B × k = (0i - 0j + (9.6)(0k - 0j)) - (0i - 0j + (6.7)(0k - 0i))
= (0 - 0 + 0) - (0 - 0 + 0)
= 0

Since the cross product is 0, this means that the vector B is already in the xy plane. In other words, there is no vector C that is perpendicular to B in the xy plane.

However, we can still find the dot product between vector A and vector C, denoted as A · C, by projecting vector A onto the xy plane.

To project A onto the xy plane, we can simply set the z-coordinate of vector A to 0.

So, vector A projected onto the xy plane, denoted as A', is:

A' = -4.8i + 6.8j + 0k
= -4.8i + 6.8j

Now, we can find the dot product between A' and C. Since C lies in the xy plane, its z-coordinate is 0.

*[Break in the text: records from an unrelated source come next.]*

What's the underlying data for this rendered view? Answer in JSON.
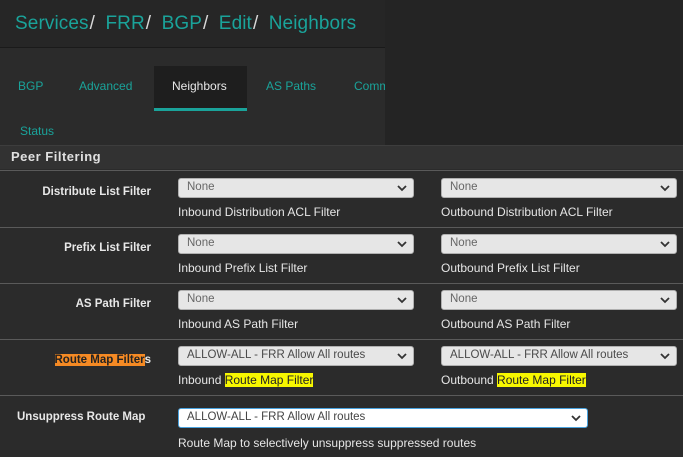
{
  "breadcrumb": [
    "Services",
    "FRR",
    "BGP",
    "Edit",
    "Neighbors"
  ],
  "tabs": [
    {
      "label": "BGP",
      "active": false
    },
    {
      "label": "Advanced",
      "active": false
    },
    {
      "label": "Neighbors",
      "active": true
    },
    {
      "label": "AS Paths",
      "active": false
    },
    {
      "label": "Comm",
      "active": false
    },
    {
      "label": "Status",
      "active": false
    }
  ],
  "panel_title": "Peer Filtering",
  "rows": [
    {
      "label": "Distribute List Filter",
      "inbound_value": "None",
      "inbound_help": "Inbound Distribution ACL Filter",
      "outbound_value": "None",
      "outbound_help": "Outbound Distribution ACL Filter"
    },
    {
      "label": "Prefix List Filter",
      "inbound_value": "None",
      "inbound_help": "Inbound Prefix List Filter",
      "outbound_value": "None",
      "outbound_help": "Outbound Prefix List Filter"
    },
    {
      "label": "AS Path Filter",
      "inbound_value": "None",
      "inbound_help": "Inbound AS Path Filter",
      "outbound_value": "None",
      "outbound_help": "Outbound AS Path Filter"
    },
    {
      "label_highlight": "Route Map Filter",
      "label_rest": "s",
      "inbound_value": "ALLOW-ALL - FRR Allow All routes",
      "inbound_help_prefix": "Inbound ",
      "inbound_help_highlight": "Route Map Filter",
      "outbound_value": "ALLOW-ALL - FRR Allow All routes",
      "outbound_help_prefix": "Outbound ",
      "outbound_help_highlight": "Route Map Filter"
    }
  ],
  "unsuppress": {
    "label": "Unsuppress Route Map",
    "value": "ALLOW-ALL - FRR Allow All routes",
    "help": "Route Map to selectively unsuppress suppressed routes"
  },
  "colors": {
    "accent": "#1aa39a",
    "highlight_yellow": "#f7f700",
    "highlight_orange": "#f58a24",
    "focus_border": "#4aa3df"
  },
  "icons": {
    "select_arrow": "chevron-down-icon"
  }
}
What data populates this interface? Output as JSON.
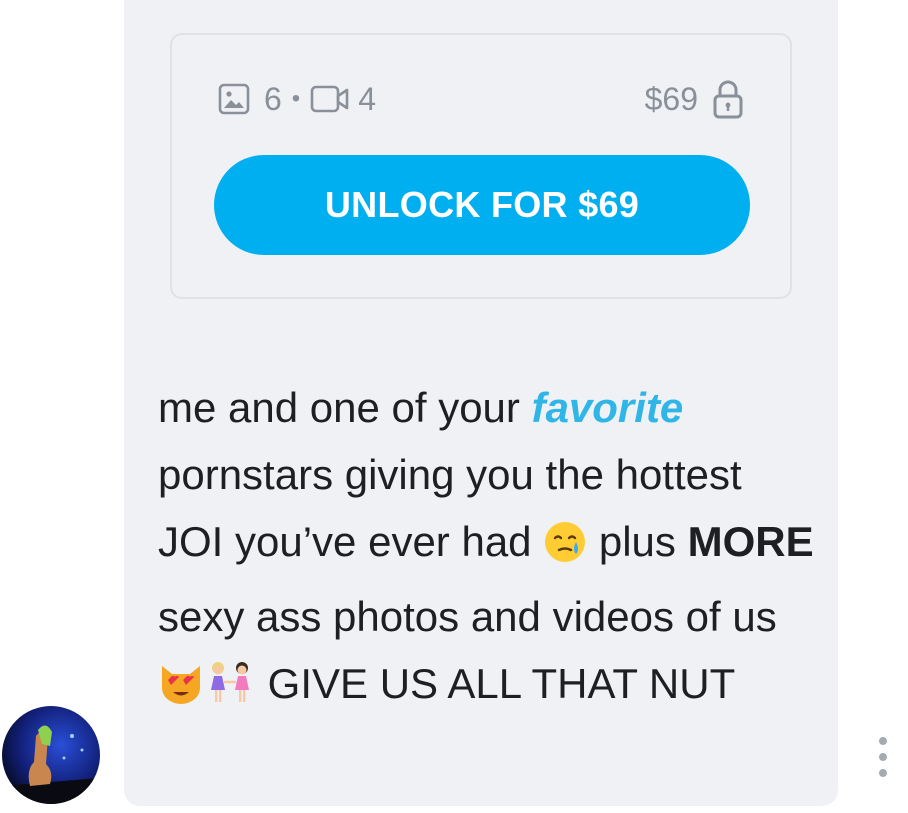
{
  "media": {
    "photo_icon": "image-icon",
    "photo_count": "6",
    "separator": "•",
    "video_icon": "video-icon",
    "video_count": "4",
    "price": "$69",
    "lock_icon": "lock-icon"
  },
  "unlock_button": {
    "label": "UNLOCK FOR $69",
    "color": "#00aff0"
  },
  "message": {
    "part1": "me and one of your ",
    "highlight": "favorite",
    "part2": " pornstars giving you the hottest JOI you’ve ever had ",
    "emoji1": "face-holding-back-tears-emoji",
    "part3": " plus ",
    "bold": "MORE",
    "part4": " sexy ass photos and videos of us ",
    "emoji2": "heart-eyes-cat-emoji",
    "emoji3": "women-holding-hands-emoji",
    "part5": " GIVE US ALL THAT NUT"
  },
  "colors": {
    "accent": "#00aff0",
    "highlight_text": "#2fb5e6",
    "bubble_bg": "#f0f1f4",
    "meta_text": "#8a9099"
  },
  "avatar": {
    "icon": "avatar"
  },
  "more": {
    "icon": "more-vertical-icon"
  }
}
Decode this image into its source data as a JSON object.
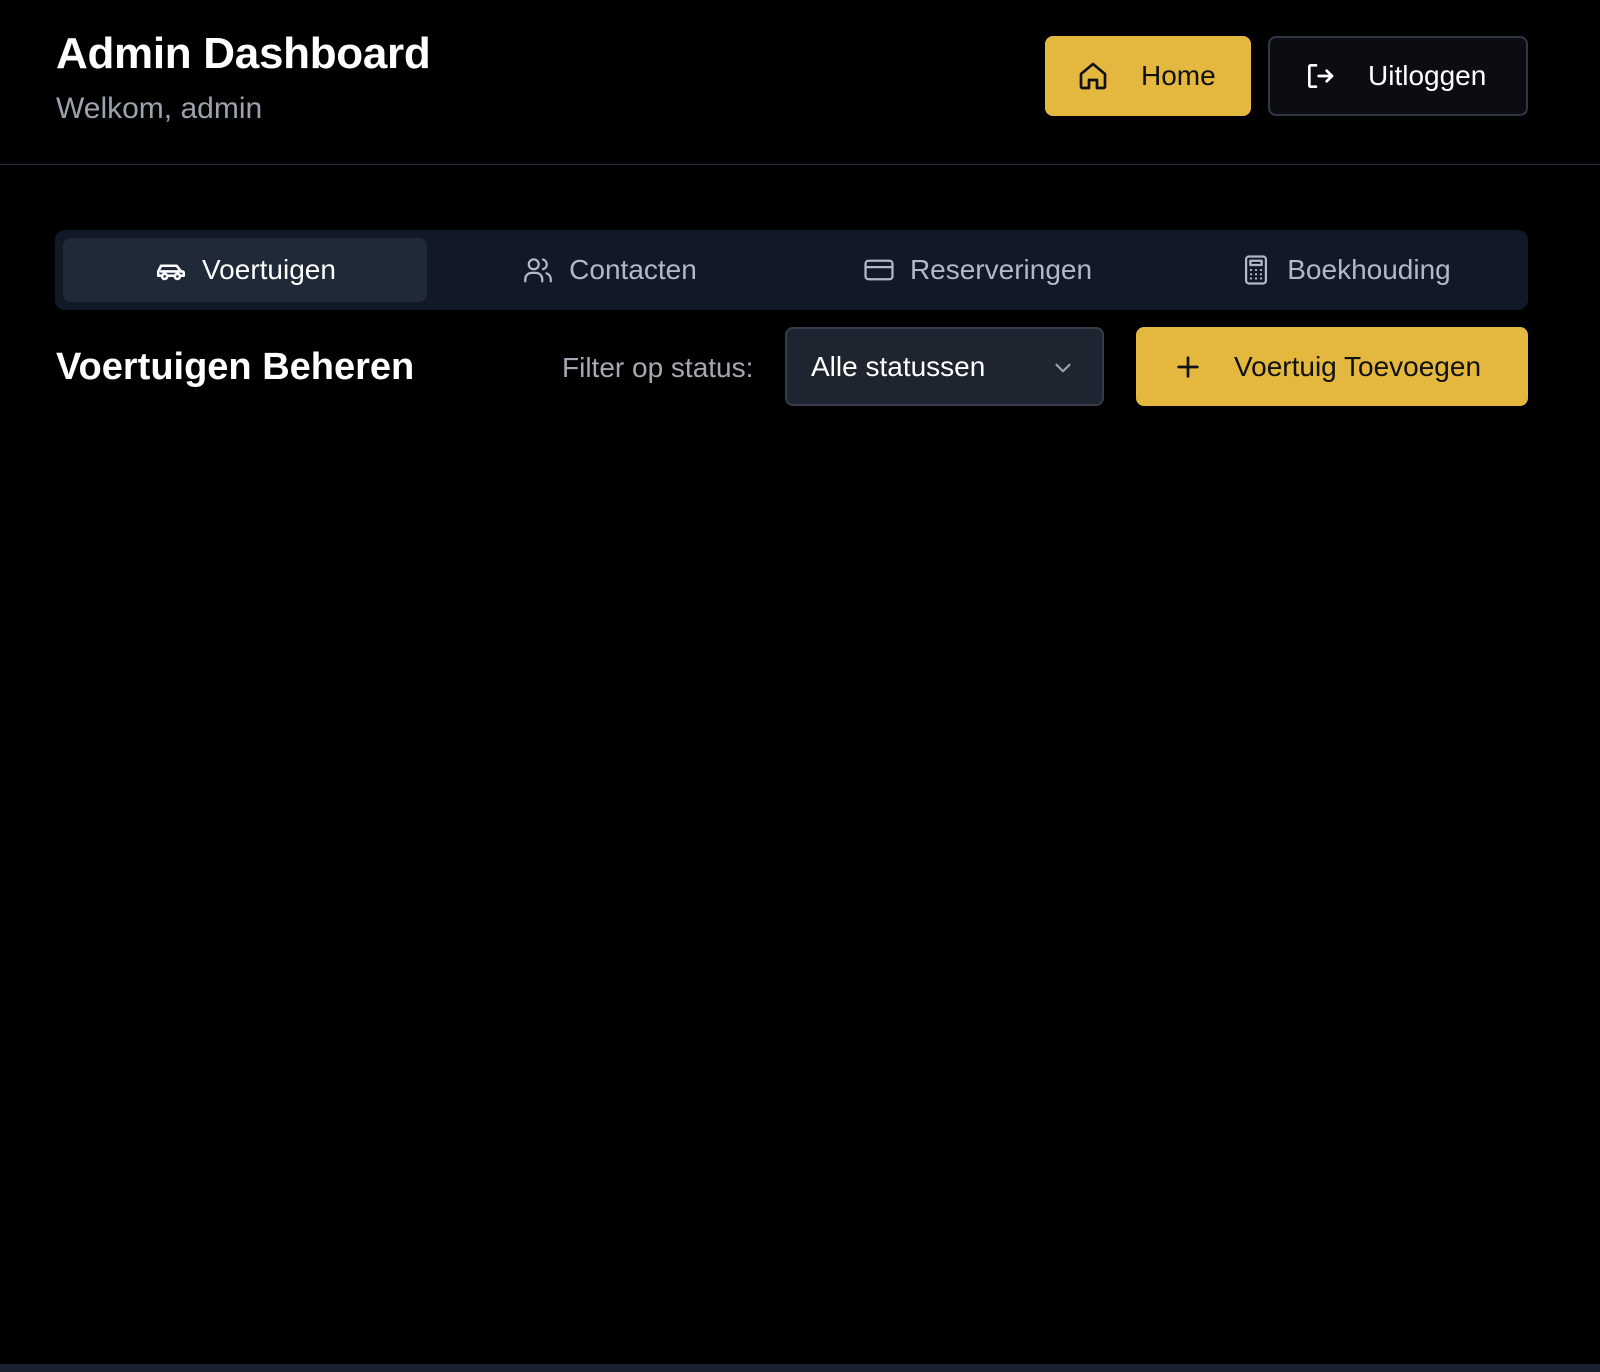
{
  "header": {
    "title": "Admin Dashboard",
    "subtitle": "Welkom, admin",
    "home_label": "Home",
    "logout_label": "Uitloggen"
  },
  "tabs": [
    {
      "label": "Voertuigen",
      "icon": "car-icon",
      "active": true
    },
    {
      "label": "Contacten",
      "icon": "users-icon",
      "active": false
    },
    {
      "label": "Reserveringen",
      "icon": "credit-card-icon",
      "active": false
    },
    {
      "label": "Boekhouding",
      "icon": "calculator-icon",
      "active": false
    }
  ],
  "section": {
    "title": "Voertuigen Beheren",
    "filter_label": "Filter op status:",
    "filter_value": "Alle statussen",
    "add_label": "Voertuig Toevoegen"
  },
  "colors": {
    "accent": "#e4b73f",
    "background": "#000000",
    "tab_bar": "#111827",
    "tab_active": "#1f2937",
    "muted_text": "#9ca3af"
  }
}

Letting C = ci + dj + 0k, the dot product A' · C is:

A' · C = (-4.8i + 6.8j) · (ci + dj + 0k)
= (-4.8)(c) + (6.8)(d) + (0)(0)
= -4.8c + 6.8d

Given that the dot product A' · C is 20, we can set up the equation:

-4.8c + 6.8d = 20

Solving this equation will give us the values of c and d that satisfy the given condition.